N’Djamena: Les zones périphériques, sud face au défi de l’accès aux infrastructures

N’Djamena la capitale du Tchadienne connais un agrandissement incroyable ces dernières années, compte- tenu du peuplement de ses habitants. Mais face à cet agrandissement, l’on note une inégalité urbaine. Les quartiers du sud de la capitale luttent pour des services de base comme les routes, les canalisations, l’accès à l’eau potable et bien d’autres.

Les quartiers périphériques du sud de la capitale N’Djamena, capitale du Tchad, font face à un manque criant  d’infrastructures de base, affectant affectant la qualité de vie des populations. Cette situation résulte en grande partie d’une urbanisation anarchique due à l’absence d’un plan directeur depuis les années 1990.

La ville ne dispose que d’un Plan Urbain de Référence (PUR), resté largement théorique, ce qui a conduit à une occupation spatiale anarchique et à une faiblesse des infrastructures essentielles telle que la voirie urbaine les réseaux de drainage (canalisation) et la production en eau.

Des quartiers du sud en quêté d’infrastructures essentielles

Dans l’urbanisation de la ville de N’Djamena, l’on note une nette discrimination.
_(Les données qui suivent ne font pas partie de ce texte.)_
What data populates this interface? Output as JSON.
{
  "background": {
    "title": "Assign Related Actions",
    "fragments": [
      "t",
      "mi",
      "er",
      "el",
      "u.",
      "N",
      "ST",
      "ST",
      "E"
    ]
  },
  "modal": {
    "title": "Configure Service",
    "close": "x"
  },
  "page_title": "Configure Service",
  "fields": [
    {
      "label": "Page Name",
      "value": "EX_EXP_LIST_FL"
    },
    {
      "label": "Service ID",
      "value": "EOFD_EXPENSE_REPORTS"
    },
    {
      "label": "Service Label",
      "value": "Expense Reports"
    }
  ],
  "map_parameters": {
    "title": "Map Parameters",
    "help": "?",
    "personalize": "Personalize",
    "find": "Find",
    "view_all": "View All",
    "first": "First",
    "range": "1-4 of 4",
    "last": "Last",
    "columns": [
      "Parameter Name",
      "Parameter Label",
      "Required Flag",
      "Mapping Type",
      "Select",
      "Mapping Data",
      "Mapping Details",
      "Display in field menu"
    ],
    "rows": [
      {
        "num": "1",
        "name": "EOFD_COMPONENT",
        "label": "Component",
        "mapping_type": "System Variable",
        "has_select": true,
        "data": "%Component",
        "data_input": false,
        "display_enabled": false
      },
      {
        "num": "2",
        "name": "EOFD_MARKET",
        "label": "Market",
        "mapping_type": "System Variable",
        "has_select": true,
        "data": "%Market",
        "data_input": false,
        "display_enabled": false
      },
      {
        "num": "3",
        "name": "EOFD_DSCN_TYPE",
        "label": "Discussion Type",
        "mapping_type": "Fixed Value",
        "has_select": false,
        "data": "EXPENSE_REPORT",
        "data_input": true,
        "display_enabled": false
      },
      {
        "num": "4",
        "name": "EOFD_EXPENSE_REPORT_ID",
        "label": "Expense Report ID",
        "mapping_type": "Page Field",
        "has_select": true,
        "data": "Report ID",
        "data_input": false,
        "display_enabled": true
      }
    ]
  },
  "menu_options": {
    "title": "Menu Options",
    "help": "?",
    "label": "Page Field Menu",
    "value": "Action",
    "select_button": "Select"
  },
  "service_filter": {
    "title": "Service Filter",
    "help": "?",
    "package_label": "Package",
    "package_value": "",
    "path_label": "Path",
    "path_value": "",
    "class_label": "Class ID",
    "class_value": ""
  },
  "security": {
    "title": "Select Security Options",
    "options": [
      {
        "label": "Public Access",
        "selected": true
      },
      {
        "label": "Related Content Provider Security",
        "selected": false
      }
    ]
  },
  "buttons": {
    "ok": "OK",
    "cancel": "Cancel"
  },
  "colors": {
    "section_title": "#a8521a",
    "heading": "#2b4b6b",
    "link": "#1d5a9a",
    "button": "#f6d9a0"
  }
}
Les quartiers périphériques tels Abena, Atrone,Kamnda ,Gassi ,Walia et autres restent les plus touchés ,contrairement au quartier nord comme Farcha ,Goudji ,Amsinéné, qui bénéficient du privilège du Gouvernement dans l’urbanisation de la ville. Ces quartiers du sud les plus peuplés, sont négligés par rapports aux ceux dits résidentiels et situés au nord de la capitale. « Nous disposons des grandes institutions dans nos quartiers telles que l’Assemblée Nationale, la Gendarmerie Nationale et plusieurs hautes personnalités qui habitent dans notre arrondissement, mais nous ne disposons pas les infrastructures de base et d’entretiens de nos quartiers. Nous pataugeons deux à trois heures du temps avant de se rendre à nos services. C’est vraiment de la discrimination », se lamente un habitant du quartier Ambatta dans le 7eme arrondissement.

Il faut rappeler que dans les quartiers périphériques du sud de N’Djamena, c’est aussi l’urbanisme qui suit les habitants de ces quartiers déjà installés. C’est aussi le gros caillou qui se trouve dans le soulier du gouvernement.

Il y a quelques semaines, le ministre de l’Aménagement du Territoire, de l’Urbanisme et de l’Habitat, Mahamat Assileck Halata et le nouveau maire de la commune de N’Djamena, Senoussi Hassana Abdoulaye ont échangé sur la gestion des projets urbains et de la transparence dans les adjudications. Le projet sur le plan d’urbanisme et les travaux de la coordination efficace.

Dans ce projet, il est fort de douteux sur la concrétisation de ce projet. Déjà, plusieurs projets sont restés comme un éléphant blanc. Celui  de la construction de la digue de Walia dans le 9eme arrondissement de N’Djamena, dans le quartier sud de la capitale, en dit long.